The concept for the organization is multitiered. Barbee plans to use rescue horses she and her husband care for at their ranch in Hanover to comfort grieving children and adults, not therapeutically but supportively.
“When people interact with animals, connection and healing start to happen because they don’t have to talk about anything or relive anything with an animal,” she said. “It’s a unique interaction, particularly with horses, that offers that kind of healing.”
The nonprofit also will board animals displaced through domestic violence, provide education on bystander responsibility and award scholarships to cosmetology school. That career path was Mata’s dream.
“She was a Mary Kay consultant and wanted to go to beauty school and have her own product line,” Barbee said. “She was beautiful inside and out. A sweet and loving woman who was going to do great things in the beauty industry.”
One year later, the hole in the family is still bottomless. Mata’s children are “doing well for what you can expect,” Barbee said. “It’s indescribable knowing what they saw. There’s a lot of therapy.”
The younger of the two daughters — the 4-year-old girl Mata was forced to put to bed while her head was severely gashed and bleeding — suffers from frightening night terrors, Barbee said.
Mata’s oldest child, who had called 911 when he couldn’t wake up his mom and told authorities he thought she was dead, lives with his father, who’s Barbee’s son. The boy is contributing his ideas to The Ezzy Project.
“He said, ‘I want to make sure we do something with dogs because mom loved dogs,’” Barbee said, adding that she plans to provide trained support dogs for domestic violence survivors or others in need.
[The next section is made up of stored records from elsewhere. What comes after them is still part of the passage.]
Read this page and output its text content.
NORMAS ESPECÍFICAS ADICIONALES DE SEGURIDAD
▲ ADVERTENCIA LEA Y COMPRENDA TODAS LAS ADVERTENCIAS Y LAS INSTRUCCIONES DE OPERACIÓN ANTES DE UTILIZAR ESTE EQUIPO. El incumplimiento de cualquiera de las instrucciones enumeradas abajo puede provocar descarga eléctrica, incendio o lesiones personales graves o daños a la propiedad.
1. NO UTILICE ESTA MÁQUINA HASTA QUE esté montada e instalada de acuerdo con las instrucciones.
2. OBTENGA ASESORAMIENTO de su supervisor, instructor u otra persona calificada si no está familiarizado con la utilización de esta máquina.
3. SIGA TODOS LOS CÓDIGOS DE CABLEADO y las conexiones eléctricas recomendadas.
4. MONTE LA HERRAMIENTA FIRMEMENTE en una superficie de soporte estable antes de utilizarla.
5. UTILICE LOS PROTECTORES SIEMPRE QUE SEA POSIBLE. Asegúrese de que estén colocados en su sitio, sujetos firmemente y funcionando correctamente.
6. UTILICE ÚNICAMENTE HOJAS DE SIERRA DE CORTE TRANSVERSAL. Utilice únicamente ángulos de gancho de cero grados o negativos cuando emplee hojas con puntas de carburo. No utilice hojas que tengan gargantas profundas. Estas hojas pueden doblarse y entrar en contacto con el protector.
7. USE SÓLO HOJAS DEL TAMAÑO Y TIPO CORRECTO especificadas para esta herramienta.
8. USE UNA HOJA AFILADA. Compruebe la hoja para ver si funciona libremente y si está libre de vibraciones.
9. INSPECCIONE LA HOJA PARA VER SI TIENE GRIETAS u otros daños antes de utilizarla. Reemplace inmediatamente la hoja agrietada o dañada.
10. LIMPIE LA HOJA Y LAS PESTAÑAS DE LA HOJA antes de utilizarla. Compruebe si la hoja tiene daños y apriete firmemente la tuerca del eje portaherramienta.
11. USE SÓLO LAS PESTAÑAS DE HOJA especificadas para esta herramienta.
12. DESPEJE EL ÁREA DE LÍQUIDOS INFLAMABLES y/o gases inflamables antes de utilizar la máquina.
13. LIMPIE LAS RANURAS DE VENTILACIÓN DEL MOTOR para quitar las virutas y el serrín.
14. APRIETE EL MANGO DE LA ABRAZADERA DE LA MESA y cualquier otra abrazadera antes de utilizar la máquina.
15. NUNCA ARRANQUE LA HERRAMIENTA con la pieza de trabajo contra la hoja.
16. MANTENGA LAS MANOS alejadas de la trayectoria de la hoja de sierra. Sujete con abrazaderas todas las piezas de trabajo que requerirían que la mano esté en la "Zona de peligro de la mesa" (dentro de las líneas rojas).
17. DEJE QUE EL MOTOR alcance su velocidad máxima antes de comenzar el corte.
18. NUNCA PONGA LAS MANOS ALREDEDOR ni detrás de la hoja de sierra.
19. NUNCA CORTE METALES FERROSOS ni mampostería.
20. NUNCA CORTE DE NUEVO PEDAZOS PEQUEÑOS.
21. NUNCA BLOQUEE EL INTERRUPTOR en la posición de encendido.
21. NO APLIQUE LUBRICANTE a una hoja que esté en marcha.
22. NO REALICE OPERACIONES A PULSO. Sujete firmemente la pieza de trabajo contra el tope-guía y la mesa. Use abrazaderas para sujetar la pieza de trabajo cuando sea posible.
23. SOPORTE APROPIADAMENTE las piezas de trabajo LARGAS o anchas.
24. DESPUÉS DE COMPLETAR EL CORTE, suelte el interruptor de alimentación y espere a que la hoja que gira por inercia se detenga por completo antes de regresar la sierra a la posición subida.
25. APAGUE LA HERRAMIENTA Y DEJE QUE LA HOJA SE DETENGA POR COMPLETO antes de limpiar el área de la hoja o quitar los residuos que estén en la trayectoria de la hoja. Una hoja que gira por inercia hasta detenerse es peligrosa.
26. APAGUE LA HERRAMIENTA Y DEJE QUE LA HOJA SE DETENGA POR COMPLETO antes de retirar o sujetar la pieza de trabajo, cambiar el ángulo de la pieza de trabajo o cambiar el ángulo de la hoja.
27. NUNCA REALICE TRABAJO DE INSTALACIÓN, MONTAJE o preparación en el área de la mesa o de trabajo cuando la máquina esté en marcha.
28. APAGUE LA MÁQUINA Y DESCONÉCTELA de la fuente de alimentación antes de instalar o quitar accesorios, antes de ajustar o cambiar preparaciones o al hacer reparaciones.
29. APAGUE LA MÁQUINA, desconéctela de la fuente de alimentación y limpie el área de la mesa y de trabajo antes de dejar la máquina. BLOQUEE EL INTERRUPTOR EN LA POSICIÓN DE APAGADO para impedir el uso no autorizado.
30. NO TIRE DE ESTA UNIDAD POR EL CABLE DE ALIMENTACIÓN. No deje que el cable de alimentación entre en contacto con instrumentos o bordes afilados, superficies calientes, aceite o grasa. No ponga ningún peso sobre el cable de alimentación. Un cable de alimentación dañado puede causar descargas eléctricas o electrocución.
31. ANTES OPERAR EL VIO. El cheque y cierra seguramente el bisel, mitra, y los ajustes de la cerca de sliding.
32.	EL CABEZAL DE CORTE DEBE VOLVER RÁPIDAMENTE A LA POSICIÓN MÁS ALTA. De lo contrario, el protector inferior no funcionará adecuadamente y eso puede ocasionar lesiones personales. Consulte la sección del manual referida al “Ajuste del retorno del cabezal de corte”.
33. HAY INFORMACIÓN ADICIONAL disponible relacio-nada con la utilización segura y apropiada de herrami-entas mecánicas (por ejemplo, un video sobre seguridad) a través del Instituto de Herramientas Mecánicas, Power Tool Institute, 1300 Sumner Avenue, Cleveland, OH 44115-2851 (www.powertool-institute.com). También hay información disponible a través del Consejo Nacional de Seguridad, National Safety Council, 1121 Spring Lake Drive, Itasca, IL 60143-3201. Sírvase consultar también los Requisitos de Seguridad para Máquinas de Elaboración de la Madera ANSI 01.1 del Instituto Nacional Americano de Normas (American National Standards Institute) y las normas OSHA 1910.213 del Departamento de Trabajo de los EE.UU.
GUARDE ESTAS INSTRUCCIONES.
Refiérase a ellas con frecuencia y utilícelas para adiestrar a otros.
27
Mata’s three youngest kids, who lost both parents on that unthinkable day, live with Mata’s biological sister.
The family marked the one-year anniversary of Mata’s death last month with a gathering at the gravesite, where many relatives wore T-shirts featuring a photo of Mata.
“A lot of guilt” remains over the situation, Barbee said. She spent her career as a social worker and therapeutic foster parent with El Paso County Department of Human Services and also with a private foster agency. Barbee has specialized in reactive attachment disorder, a condition in which children have difficulty forming healthy and secure emotional bonds with primary caregivers due to childhood trauma.
“I came from decades of working in the mental health field with very broken families that were victims of all sorts of different abuse,” she said. “Ezzy lived in a lot of fear she didn’t share with others.”
Each day, Colorado Springs police field some 35 domestic violence-related calls, according to TESSA, the primary prevention organization in El Paso County, which operates a crisis line (719-633-3819), a safehouse and multiple support programs for families. The organization received nearly 11,000 emergency calls last year and accommodated 462 people for nearly 7,000 nights of shelter, its annual report says.
Domestic violence-related deaths in Colorado fell to 58 in 2023, the most recent year statistics are available, down from 94 in 2022, according to the state Attorney General’s Office. Data from 2024 won’t be available until fall, a spokesman from the office said.
Barbee and other relatives knew Makhafola had a volatile nature. But they didn’t think he’d escalate from “being a jerk to picking up a hatchet and killing her in front of the kids.”
As indicated in the deputies’ report, Mata’s interaction with a man she had just met seemed to have incited Makhafola.
“Her story is an example of where grace and love should be extended to immigrants who are here doing the right things and contributing in great ways to our country, versus someone coming here, being illegal, committing multiple crimes and still allowed to be here,” Barbee said.
“This is not political. This was just preventable.”